Posted almost 5 years ago

At Red Hat, we connect an innovative community of customers, partners, and contributors to deliver an open source stack of trusted, high-performing solutions. We offer cloud, Linux, middleware, storage, and virtualization technologies, together with award-winning global customer support, consulting, and implementation services. Red Hat is a rapidly growing company supporting more than 90% of Fortune 500 companies.

The Red Hat OpenShift Service Reliability Engineering (SRE) team is looking for a Security and Compliance Engineer to join our Security team. Red Hat OpenShift is a leading enterprise Kubernetes container platform and SRE is the first team to host and manage the code in the public cloud. Along with the rest of the team, you will interact with SRE, product engineering, project management and compliance associates around the world to deliver large, secure, containerized cluster environments. As a Security and Compliance Engineer, you’ll need to have the ability to work in a complex and fast-paced environment, keeping Enterprise Kubernetes–the globally-distributed, cloud-based, containerized service–compliant, secure, and available for our customers. Successful applicants must reside in a state where Red Hat is registered to do business.

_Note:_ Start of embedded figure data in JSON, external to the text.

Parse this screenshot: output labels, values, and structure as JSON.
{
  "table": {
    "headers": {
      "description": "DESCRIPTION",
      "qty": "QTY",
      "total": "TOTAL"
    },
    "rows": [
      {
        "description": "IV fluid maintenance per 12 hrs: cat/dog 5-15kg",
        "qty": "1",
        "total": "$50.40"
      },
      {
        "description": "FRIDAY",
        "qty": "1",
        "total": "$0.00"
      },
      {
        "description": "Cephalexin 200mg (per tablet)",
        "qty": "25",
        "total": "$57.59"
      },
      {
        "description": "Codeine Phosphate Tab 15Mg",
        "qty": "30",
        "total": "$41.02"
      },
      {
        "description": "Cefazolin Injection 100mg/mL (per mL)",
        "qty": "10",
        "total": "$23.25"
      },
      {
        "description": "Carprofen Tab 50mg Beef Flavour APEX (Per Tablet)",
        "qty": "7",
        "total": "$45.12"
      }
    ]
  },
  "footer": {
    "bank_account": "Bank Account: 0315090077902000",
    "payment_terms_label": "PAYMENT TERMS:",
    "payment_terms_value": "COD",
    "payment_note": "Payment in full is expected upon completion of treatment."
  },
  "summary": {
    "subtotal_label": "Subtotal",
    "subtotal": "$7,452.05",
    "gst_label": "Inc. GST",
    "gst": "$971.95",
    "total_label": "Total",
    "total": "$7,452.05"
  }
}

• Implement security tools and compliance baselines
• Assist in the development and implementation of security plans, policies, and procedures
• Review vulnerabilities and track resolution
• Participate in security assessments, incidents, and responses
• Work with internal Red Hat Information Security, OpenShift SREs, and Product Security and Security Incident Response teams to improve security posture
• Coordinate with our service reliability engineers for an ongoing threat mitigation
• Perform peer code reviews, testing, and common vulnerabilities and exposures (CVE) analysis
• Create and maintain standard operating procedures and formal documentation including reports, slide decks, and architecture diagrams

• Recent, demonstrated experience managing Linux servers, running Red Hat Enterprise Linux (RHEL), CentOS, or Fedora
• Recent, demonstrated experience with enterprise systems monitoring like Zabbix or Nagios; knowledge of Prometheus is a plus
• Recent experience with enterprise configuration management software like Red Hat Ansible Automation, Puppet, or Chef
• 2+ years of experience programming with at least one object-oriented language, preferably with Golang or Python
• 2+ years of experience delivering and supporting a hosted service
• 2+ years of experience with cloud infrastructure like Amazon Web Services (AWS), Google Compute Engine (GCE), or Microsoft Azure
• 1+ years of experience with Kubernetes; 1+ years of experience with docker-based containers is a plus
• 1+ years of experience with compliance program implementation, specifically with ISO/IEC 27001:2013, SOC 2, FedRAMP, etc.
• Experience with intrusion detection systems (IDSs) or detection tools like Snort, psad, ClamAV, or OpenSCAP
• Industry certifications like the Certified Information Systems Security Professional (CISSP), Certified Ethical Hacker (CEH), CompTIA Advanced Security Practitioner (CASP+), etc. are a plus

Red Hat is proud to be an equal opportunity workplace and an affirmative action employer. We review applications for employment without regard to their race, color, religion, sex, sexual orientation, gender identity, national origin, ancestry, citizenship, age, veteran status, genetic information, physical or mental disability, medical condition, marital status, or any other basis prohibited by law.

Red Hat does not seek or accept unsolicited resumes or CVs from recruitment agencies. We are not responsible for, and will not pay, any fees, commissions, or any other payment related to unsolicited resumes or CVs except as required in a written contract between Red Hat and the recruitment agency or party requesting payment of a fee.